Actual: 545000, Predicted: 617645, Error: 72645
Actual: 550000, Predicted: 424939, Error: -125060
Actual: 399950, Predicted: 379375, Error: -20574
Actual: 940000, Predicted: 744222, Error: -195777
Actual: 359782, Predicted: 522297, Error: 162515


In [93]:
import pickle

with open("./models/final_xgboost_model.pkl", "wb") as f:
    pickle.dump(xgb_pipeline, f)


FileNotFoundError: [Errno 2] No such file or directory: './models/final_xgboost_model.pkl'

In [92]:
import os
print(os.getcwd())


/content


In [98]:
import pickle

with open("/content/drive/MyDrive/final_xgboost_model.pkl", "wb") as file:
    pickle.dump(xgb_pipeline, file)


In [100]:
import pickle

with open("/content/drive/MyDrive/final_xgboost_model.pkl", "rb") as f:
    loaded_model = pickle.load(f)

loaded_model.predict(X_test.iloc[:3])

array([617645.44, 424939.22, 379375.75], dtype=float32)

In [102]:
sample = X_test.iloc[[2]]
actual_price = y_test.iloc[2]
predicted_price = loaded_model.predict(sample)[0]

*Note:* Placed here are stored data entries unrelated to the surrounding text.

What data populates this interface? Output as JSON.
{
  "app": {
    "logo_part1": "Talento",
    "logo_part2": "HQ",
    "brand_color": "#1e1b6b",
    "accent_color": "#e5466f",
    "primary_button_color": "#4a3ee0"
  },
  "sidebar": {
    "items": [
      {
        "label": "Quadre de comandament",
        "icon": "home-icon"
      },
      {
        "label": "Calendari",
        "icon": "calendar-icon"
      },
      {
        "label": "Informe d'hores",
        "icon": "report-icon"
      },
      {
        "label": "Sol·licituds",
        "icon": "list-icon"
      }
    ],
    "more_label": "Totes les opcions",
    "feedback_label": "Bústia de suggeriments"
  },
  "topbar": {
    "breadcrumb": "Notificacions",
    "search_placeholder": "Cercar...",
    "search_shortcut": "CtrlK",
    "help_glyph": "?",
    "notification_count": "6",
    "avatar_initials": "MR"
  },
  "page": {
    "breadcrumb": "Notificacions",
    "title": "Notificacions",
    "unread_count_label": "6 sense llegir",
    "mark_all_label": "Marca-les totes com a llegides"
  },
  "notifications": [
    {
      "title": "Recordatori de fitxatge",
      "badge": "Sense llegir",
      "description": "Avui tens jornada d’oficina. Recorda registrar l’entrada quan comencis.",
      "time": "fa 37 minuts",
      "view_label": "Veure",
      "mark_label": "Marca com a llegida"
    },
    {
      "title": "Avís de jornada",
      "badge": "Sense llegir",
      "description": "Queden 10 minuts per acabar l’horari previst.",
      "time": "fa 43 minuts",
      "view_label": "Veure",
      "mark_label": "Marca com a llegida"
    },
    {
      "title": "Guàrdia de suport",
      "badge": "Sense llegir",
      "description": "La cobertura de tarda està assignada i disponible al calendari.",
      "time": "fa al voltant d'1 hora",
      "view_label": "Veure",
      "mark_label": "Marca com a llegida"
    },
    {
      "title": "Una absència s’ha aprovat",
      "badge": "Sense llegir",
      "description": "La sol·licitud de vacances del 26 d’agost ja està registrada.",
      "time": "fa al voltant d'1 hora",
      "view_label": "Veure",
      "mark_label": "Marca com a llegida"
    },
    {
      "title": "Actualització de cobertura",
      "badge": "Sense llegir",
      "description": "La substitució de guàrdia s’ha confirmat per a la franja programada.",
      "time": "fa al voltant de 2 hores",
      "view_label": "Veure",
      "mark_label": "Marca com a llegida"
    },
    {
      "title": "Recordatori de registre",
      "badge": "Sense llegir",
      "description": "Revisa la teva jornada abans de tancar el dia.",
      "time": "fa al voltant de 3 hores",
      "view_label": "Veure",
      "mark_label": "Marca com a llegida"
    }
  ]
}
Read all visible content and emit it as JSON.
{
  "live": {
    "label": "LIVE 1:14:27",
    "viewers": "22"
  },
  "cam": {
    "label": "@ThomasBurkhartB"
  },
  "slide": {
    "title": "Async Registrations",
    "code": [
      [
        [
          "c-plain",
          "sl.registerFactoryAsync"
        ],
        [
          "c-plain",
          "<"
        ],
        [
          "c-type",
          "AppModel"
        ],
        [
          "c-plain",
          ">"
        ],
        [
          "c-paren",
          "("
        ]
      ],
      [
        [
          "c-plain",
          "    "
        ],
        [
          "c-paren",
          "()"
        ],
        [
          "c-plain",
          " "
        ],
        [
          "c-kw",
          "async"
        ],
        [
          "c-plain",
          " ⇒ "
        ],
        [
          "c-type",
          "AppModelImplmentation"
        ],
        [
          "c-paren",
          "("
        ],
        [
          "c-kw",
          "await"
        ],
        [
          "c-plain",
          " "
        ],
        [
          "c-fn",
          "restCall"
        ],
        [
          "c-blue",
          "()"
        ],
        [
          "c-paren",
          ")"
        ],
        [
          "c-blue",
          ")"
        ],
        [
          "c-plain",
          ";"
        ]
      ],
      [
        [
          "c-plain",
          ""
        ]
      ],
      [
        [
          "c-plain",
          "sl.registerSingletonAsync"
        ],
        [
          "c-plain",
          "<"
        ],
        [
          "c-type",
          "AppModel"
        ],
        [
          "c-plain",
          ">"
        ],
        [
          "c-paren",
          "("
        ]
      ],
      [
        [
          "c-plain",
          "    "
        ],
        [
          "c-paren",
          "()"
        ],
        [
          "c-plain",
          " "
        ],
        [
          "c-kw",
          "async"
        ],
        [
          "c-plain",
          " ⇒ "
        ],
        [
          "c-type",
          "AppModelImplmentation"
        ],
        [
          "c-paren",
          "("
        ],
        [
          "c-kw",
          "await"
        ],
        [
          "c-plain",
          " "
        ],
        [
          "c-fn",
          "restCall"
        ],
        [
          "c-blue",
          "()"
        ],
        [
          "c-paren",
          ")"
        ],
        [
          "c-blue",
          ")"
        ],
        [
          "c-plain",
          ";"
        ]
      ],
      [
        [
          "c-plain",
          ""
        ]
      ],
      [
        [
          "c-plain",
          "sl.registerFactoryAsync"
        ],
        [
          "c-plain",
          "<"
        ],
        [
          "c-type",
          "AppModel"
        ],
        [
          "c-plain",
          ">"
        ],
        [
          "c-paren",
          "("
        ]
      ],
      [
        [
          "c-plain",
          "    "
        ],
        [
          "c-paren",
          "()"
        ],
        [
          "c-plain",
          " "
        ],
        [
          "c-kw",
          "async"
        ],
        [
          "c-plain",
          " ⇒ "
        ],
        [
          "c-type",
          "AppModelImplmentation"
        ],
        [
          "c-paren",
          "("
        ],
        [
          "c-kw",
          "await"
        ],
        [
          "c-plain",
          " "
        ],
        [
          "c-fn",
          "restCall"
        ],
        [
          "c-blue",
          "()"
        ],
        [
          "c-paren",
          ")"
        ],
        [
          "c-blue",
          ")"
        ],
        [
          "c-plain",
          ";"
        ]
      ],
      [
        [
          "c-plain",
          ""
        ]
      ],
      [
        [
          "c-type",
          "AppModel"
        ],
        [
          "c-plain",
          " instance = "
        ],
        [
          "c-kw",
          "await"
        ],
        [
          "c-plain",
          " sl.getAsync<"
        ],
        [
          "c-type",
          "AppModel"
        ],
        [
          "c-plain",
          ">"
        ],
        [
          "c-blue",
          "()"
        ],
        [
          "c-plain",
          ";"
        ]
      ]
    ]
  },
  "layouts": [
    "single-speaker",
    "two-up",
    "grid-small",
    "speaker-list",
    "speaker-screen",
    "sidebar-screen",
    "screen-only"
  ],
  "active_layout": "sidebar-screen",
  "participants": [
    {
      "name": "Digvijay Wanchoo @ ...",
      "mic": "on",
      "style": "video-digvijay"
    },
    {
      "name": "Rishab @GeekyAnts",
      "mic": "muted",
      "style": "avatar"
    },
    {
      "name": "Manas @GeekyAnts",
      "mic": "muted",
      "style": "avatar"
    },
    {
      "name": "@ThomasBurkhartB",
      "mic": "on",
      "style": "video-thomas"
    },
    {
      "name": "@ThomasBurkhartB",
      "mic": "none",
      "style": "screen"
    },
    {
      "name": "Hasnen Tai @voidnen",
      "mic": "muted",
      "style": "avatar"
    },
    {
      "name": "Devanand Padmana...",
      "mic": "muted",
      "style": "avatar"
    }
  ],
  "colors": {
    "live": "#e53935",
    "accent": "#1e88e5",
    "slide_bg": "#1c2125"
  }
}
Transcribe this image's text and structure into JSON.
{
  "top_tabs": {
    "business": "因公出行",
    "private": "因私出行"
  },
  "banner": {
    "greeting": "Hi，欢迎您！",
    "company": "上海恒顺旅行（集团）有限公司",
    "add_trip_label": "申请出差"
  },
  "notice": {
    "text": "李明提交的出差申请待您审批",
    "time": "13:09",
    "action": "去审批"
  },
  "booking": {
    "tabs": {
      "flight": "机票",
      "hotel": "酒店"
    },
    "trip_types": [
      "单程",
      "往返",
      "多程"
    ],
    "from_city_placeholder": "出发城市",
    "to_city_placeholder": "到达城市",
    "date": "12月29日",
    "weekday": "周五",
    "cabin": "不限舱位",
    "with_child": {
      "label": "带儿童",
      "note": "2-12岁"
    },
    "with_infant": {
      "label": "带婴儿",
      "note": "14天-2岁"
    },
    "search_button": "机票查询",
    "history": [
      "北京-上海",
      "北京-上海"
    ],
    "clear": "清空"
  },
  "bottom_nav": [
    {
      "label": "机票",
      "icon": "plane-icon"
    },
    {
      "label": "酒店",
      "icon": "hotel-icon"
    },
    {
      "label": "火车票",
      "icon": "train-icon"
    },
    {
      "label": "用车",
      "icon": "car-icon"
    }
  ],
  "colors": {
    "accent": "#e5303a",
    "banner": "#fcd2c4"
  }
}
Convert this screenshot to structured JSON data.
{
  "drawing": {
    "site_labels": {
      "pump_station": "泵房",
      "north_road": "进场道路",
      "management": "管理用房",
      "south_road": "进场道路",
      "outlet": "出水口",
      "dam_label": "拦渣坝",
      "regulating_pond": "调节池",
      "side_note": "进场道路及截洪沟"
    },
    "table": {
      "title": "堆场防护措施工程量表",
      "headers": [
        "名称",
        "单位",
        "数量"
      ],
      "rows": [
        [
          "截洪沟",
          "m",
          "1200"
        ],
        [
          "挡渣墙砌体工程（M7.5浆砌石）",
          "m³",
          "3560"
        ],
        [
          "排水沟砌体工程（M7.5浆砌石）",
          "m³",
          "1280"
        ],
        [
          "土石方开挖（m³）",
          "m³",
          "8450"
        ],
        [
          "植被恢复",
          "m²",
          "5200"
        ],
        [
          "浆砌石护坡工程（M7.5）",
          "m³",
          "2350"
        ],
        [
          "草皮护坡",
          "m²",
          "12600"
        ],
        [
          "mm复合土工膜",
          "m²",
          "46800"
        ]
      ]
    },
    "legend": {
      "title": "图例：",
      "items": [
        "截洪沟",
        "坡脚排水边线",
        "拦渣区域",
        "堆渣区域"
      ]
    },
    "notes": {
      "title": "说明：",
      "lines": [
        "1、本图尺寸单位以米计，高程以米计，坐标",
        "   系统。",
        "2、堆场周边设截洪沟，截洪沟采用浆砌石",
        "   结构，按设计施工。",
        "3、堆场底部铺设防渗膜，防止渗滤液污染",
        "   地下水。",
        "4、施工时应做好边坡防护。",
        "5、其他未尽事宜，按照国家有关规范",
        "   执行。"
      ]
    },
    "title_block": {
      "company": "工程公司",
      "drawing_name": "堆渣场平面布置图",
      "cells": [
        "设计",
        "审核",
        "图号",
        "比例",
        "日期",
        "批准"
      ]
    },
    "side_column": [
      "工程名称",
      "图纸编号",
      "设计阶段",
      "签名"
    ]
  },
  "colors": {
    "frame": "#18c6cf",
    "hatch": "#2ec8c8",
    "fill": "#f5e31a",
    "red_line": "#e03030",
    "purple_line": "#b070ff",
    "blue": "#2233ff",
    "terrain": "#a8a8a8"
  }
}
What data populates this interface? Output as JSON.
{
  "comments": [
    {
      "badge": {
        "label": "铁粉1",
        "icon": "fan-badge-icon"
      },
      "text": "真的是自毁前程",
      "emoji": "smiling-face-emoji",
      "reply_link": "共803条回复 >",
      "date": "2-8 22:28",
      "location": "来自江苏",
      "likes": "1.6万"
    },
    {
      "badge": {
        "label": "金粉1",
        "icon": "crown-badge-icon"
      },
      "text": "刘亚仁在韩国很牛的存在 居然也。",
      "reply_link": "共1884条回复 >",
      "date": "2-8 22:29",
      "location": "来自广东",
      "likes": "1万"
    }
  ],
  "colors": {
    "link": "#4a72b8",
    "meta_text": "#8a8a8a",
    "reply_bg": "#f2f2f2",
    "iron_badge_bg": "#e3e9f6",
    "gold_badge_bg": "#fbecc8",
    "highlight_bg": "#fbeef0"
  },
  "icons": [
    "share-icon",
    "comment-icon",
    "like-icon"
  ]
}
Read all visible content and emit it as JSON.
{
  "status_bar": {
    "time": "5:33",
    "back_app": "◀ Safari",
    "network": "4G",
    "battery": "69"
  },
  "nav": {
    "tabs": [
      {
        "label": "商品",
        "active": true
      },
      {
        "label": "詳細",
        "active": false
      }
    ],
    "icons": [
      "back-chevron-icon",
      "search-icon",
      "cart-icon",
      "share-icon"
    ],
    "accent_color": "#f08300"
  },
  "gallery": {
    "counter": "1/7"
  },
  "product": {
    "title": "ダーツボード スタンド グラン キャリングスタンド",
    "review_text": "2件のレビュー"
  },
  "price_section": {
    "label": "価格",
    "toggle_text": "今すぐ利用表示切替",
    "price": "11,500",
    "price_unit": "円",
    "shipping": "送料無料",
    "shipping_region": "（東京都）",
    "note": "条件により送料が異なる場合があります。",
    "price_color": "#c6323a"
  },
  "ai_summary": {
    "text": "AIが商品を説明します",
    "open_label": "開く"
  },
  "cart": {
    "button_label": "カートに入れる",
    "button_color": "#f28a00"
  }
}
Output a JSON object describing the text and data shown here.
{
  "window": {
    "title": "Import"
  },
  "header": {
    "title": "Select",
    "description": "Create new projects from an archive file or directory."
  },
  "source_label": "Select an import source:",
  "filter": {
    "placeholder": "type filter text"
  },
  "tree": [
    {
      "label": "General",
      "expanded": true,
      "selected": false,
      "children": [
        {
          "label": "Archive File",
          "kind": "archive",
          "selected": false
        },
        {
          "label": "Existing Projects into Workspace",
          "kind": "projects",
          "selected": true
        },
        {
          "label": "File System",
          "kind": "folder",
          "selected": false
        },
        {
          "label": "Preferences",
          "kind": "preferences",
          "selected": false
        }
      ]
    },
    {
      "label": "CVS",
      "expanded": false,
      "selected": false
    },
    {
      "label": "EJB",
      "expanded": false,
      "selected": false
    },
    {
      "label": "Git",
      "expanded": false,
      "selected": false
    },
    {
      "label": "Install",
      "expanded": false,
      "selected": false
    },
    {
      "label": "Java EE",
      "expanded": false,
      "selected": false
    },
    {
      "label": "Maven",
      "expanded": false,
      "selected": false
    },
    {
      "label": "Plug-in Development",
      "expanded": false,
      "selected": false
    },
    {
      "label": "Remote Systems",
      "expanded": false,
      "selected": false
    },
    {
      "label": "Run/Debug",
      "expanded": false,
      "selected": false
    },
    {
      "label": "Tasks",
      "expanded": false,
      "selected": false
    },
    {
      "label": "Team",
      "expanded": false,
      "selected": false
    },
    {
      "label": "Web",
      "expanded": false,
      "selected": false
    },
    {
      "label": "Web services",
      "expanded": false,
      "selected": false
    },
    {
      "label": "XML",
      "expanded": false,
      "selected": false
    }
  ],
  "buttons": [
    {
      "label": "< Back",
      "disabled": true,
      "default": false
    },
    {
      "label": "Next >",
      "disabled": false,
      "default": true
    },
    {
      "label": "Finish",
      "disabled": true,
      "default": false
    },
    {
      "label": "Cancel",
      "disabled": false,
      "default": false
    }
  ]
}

actual_price, predicted_price

(np.int64(399950), np.float32(379375.75))

## Final Conclusion

- Multiple regression models were trained and evaluated.
- XGBoost Regressor achieved the best performance with an R² score of ~0.90.
- The final pipeline was saved and tested successfully.
- The model generalizes well to unseen data.